An HMMER3 accelerated sequence/profile comparison pipeline.

clear()

Reset the pipeline configuration to its default state.

search_hmm(query, sequences)

Run the pipeline using a query HMM against a sequence database.

Parameters
  • query (HMM) – The HMM object to use to query the sequence database.

  • sequences (iterable of DigitalSequence) – The sequences to query with the HMM. For instance, pass a SequenceFile in digital mode to read from disk iteratively.

Returns

TopHits – the hits found in the sequence database.

Raises

ValueError – When the alphabet of the current pipeline does not match the alphabet of the given HMM.

search_seq(query, sequences, builder=None)

Run the pipeline using a query sequence against a sequence database.

Parameters
  • query (DigitalSequence) – The sequence object to use to query the sequence database.

  • sequences (iterable of DigitalSequence) – The sequences to query. Pass a SequenceFile instance in digital mode to read from disk iteratively.

  • builder (Builder, optional) – A HMM builder to use to convert the query to a HMM. If None is given, it will use a default one.

Returns

TopHits – the hits found in the sequence database.

Raises

ValueError – When the alphabet of the current pipeline does not match the alphabet of the given query.

Z

The number of effective targets searched.

It is used to compute the independent e-value for each domain, and for an entire hit. If None, the parameter number will be set automatically after all the comparisons have been done. Otherwise, it can be set to an arbitrary number.

Type

float or None

domZ

The number of significant targets.

It is used to compute the conditional e-value for each domain. If None, the parameter number will be set automatically after all the comparisons have been done, and all hits have been thresholded. Otherwise, it can be set to an arbitrary number.

Type

float or None

seed

The seed used by the internal random number generator.

Type

int

Profile

class pyhmmer.plan7.Profile

A Plan7 search profile.

clear()

Clear internal buffers to reuse the profile without reallocation.

configure(hmm, background, L, multihit=True, local=True)

Configure a search profile using the given models.

Parameters
  • hmm (pyhmmer.plan7.HMM) – The model HMM with core probabilities.

  • bg (pyhmmer.plan7.Background) – The null background model.

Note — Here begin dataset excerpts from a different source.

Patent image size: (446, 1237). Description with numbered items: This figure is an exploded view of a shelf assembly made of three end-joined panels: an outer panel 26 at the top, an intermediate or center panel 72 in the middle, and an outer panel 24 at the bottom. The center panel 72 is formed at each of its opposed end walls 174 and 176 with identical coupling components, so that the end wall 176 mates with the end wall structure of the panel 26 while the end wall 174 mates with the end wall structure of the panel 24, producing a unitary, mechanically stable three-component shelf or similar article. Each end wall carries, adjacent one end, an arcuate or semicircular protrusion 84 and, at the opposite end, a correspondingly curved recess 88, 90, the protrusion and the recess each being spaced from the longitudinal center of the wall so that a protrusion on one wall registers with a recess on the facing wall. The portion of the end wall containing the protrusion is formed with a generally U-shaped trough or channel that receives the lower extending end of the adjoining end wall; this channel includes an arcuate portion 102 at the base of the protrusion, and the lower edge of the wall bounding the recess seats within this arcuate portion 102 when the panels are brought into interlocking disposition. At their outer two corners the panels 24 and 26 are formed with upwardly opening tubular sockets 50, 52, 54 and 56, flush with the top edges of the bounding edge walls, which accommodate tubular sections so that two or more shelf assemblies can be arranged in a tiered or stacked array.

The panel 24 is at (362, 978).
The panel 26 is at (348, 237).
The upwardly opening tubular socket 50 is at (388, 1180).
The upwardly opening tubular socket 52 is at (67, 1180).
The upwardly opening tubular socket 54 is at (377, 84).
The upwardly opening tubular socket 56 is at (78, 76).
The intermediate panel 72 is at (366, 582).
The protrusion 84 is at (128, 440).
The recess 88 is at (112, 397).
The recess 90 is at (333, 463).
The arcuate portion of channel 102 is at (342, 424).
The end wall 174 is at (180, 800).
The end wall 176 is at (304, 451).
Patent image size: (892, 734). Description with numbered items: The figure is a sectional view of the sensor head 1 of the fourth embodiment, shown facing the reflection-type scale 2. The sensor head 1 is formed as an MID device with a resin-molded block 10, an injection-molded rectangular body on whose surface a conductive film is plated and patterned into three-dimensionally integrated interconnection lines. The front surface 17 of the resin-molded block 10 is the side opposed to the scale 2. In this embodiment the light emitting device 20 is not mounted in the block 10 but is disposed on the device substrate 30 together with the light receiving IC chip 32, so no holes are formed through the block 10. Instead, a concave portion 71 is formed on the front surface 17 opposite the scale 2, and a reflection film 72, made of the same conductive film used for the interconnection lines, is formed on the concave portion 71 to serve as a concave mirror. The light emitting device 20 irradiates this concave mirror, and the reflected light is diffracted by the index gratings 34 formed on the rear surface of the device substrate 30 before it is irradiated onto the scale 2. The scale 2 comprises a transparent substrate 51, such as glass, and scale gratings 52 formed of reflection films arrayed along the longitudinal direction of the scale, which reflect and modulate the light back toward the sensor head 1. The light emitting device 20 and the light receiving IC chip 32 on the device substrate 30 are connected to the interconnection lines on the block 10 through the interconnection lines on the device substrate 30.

  • L (int) – The expected target sequence length.

  • multihit (bool) – Whether or not to use multihit modes.

  • local (bool) – Whether or not to use non-local modes.

copy()

Return a copy of the profile with the exact same configuration.

is_local()

Return whether or not the profile is in a local alignment mode.

is_multihit()

Returns whether or not the profile is in a multihit alignment mode.

optimized()

Convert the profile to a platform-specific optimized profile.

Returns

OptimizedProfile – The platform-specific optimized profile built using the configuration of this profile.

class pyhmmer.plan7.OptimizedProfile

An optimized profile that uses platform-specific instructions.

copy()

Create an exact copy of the optimized profile.

is_local()

Return whether or not the profile is in a local alignment mode.

write(fh_filter, fh_profile)

Write an optimized profile to two separate files.

HMMER implements an acceleration pipeline using several scoring algorithms. Parameters for MSV (the Multi ungapped Segment Viterbi) are saved independently to the fh_filter handle, while the rest of the profile is saved to fh_profile.